The NKorean regime has held further events to celebrate NK’s successful rocket launch.
Daily NK: The NK state media acknowledged the victory of Park Geun-hye, but without naming her directly. Some NKoreans in areas close enough to the border with China learned of the election of Park in real-time thanks to Korean-language TV broadcasts from Yanbian, China. People were reportedly shocked that SK had elected a female leader, causing the news to spread quickly. “There are people asking how it is that the daughter of the dictator who annihilated democracy, someone who a majority of South Koreans once opposed, could become president.”
Despite the national switch to digital TV, SK will maintain analog TV broadcasting into NK so residents on the other side of the DMZ can continue to watch SKorean broadcasts. Defectors say that the proliferation of foreign-made TVs and the lack of effective monitoring means that many are able to access live SKorean broadcasting.
A senior ROKG official claimed that NK has reorganized its military to allocate more resources to PY, a move seen as designed to increase security for KJU.
Daily NK source: “In the past, if you expressed even the most minor aggravation or complaint at Kim Jong Il it was punished as a violation of the ‘Ten Principles (for the Establishment of the One-Ideology System).’ However, there are relatively few cases of punishment for criticizing Kim Jong Eun, so disparaging words about him are becoming more popular.”
National Post on the deportation to SK from Canada of a man who admitted to being a NKorean agent responsible for the abduction of NKorean defectors. The transcript of the ruling reads the Refugee Board as telling the man, “You said with certainty that the people captured would be beaten, tortured or even killed, so I am satisfied that you were well aware of the atrocities taking place at the hands of the North Korean government.”

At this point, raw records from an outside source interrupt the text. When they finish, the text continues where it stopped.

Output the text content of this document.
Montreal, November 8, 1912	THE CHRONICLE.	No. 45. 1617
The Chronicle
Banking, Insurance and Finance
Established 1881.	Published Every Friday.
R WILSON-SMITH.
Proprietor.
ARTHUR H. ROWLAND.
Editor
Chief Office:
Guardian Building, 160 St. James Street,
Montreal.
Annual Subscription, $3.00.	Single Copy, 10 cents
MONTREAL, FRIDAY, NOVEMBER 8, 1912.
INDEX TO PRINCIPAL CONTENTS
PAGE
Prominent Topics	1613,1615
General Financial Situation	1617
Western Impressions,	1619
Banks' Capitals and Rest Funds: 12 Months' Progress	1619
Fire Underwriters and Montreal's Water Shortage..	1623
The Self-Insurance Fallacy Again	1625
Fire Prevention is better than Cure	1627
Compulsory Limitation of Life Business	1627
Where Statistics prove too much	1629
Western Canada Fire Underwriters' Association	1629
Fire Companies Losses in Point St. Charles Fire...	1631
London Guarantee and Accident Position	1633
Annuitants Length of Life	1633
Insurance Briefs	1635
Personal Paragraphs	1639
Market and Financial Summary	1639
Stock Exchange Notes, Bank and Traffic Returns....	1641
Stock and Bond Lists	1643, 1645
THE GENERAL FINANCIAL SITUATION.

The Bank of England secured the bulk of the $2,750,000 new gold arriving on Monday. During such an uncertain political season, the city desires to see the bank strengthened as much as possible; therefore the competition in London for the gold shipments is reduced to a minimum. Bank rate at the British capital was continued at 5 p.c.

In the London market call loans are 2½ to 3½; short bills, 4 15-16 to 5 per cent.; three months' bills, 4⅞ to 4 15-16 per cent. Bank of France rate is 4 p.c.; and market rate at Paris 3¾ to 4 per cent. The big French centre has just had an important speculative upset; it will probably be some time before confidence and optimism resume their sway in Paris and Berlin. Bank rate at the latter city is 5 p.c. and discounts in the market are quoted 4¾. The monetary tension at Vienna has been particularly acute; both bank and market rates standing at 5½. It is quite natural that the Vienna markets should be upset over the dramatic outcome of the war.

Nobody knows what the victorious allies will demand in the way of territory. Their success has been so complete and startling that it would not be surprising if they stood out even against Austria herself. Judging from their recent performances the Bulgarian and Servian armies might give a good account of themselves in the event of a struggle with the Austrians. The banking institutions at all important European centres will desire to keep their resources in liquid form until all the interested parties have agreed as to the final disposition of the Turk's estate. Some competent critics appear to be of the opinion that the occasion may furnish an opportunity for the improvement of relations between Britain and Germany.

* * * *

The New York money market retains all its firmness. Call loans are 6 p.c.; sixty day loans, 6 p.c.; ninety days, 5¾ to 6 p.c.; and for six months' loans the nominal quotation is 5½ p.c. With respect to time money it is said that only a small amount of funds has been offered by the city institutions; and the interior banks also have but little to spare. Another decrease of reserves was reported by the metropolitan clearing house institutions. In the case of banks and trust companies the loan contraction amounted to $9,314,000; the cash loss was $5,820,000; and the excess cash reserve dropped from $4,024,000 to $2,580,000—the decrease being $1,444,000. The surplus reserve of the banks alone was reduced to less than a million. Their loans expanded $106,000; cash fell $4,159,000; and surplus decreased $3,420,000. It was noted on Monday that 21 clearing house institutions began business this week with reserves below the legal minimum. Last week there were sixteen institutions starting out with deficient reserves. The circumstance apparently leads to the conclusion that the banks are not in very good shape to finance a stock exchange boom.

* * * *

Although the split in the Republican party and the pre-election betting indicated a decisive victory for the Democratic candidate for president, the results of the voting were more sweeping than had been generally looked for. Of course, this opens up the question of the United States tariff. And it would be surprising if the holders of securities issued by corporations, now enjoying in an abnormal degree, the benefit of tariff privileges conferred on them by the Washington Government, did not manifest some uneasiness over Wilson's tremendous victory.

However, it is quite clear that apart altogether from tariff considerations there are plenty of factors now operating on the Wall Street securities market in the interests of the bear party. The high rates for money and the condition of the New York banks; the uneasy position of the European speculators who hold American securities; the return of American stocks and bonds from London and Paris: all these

The UNGA passed the annual resolution on NK human rights by consensus. The NK delegation rejected the resolution “as a document of political plot and fabrication… This resolution has nothing to do with… human rights, but rather it creates confrontation and blocks potential dialogue and cooperation.”
INTERNATIONAL POLITICS & SECURITY
Three NKorean fishermen who had been rescued by the SKorean coast guard while drifting in the East Sea have been returned to NK after they expressed their wish to go home. They were reportedly rescued in the early hours of Dec 14, and were returned on Dec 15. Previous NKoreans rescued at sea by SKorean authorities have had to wait much longer to be returned home.
Park Geun-hye vowed to prioritize national security, citing NK’s successful rocket launch as evidence of the “grave” security reality on the Korean peninsula. Park has also said she is open to dialogue with KJU, but has called on PY to show progress in denuclearization.
SK’s military retrieved pieces of NK’s rocket debris from the sea and claimed that their analysis shows that it was a test of ICBM technology, and that the Unha-3 rocket has a range of over 10,000km if it were to carry a payload of 500-600kg. However analysts still doubt whether NK has the capacity to miniturize a nuclear weapon that could be placed on an ICBM and survive re-entry.
UNSC discussions around further sanctions following NK’s rocket launch are expected to roll over to next year. A ROKG official claimed that the new Chinese leadership is still undetermined in its foreign policy and is taking time to consider the sanctions against NK.
The Iranian Govt denied claims about missile cooperation between Iran and NK, saying that they have never dispatched any official to PY for military cooperation.
The ROKG has allowed a Christian group to light a 100-foot tall Christmas tree next to the DMZ.
President-elect Park has appointed controversial political pundit Yoon Chang-jung as her chief spokesperson, triggering angry reactions from the DUP and even surprising Saenuri party officials. Yoon is known for his “lopsided political view and a foul mouth,” and has previously called elder conservatives “political prostitutes” for endorsing Moon Jae-in.
ANALYSIS & OPINION
Donald Gregg: “President Park is a realist, and as such she will quickly see the need to reestablish meaningful dialogue with North Korea by taking Kim Jong-un seriously and meeting with him. In five years, when her term comes to an I end, I am certain that Park Geun-hye will have left North-South relations in far better shape than they are now, and that her presidency will have gained both support and respect from her neighbors in Tokyo and Beijing, and from Moscow and Washington as well.”
Alexandre Mansourov argues that in the past year, KJU has reasserted party control over the military, overhauled the military and security establishment, rolled back the military-first revolution, restructured the socio-economic team, and adjusted the foreign policy team to better suit his own leadership style and policy preferences.
The AP’s David Guttenfelder on being a photographer in NK: Despite the official oversight, we try to see and do as much as we can, push the limits, dig as deeply as possible, give an honest view of what we are able to see. Over time, there have been more and more opportunities to leave the showplace capital, Pyongyang, and mingle with the people. But they are usually wary of foreigners and aware that they too are being watched.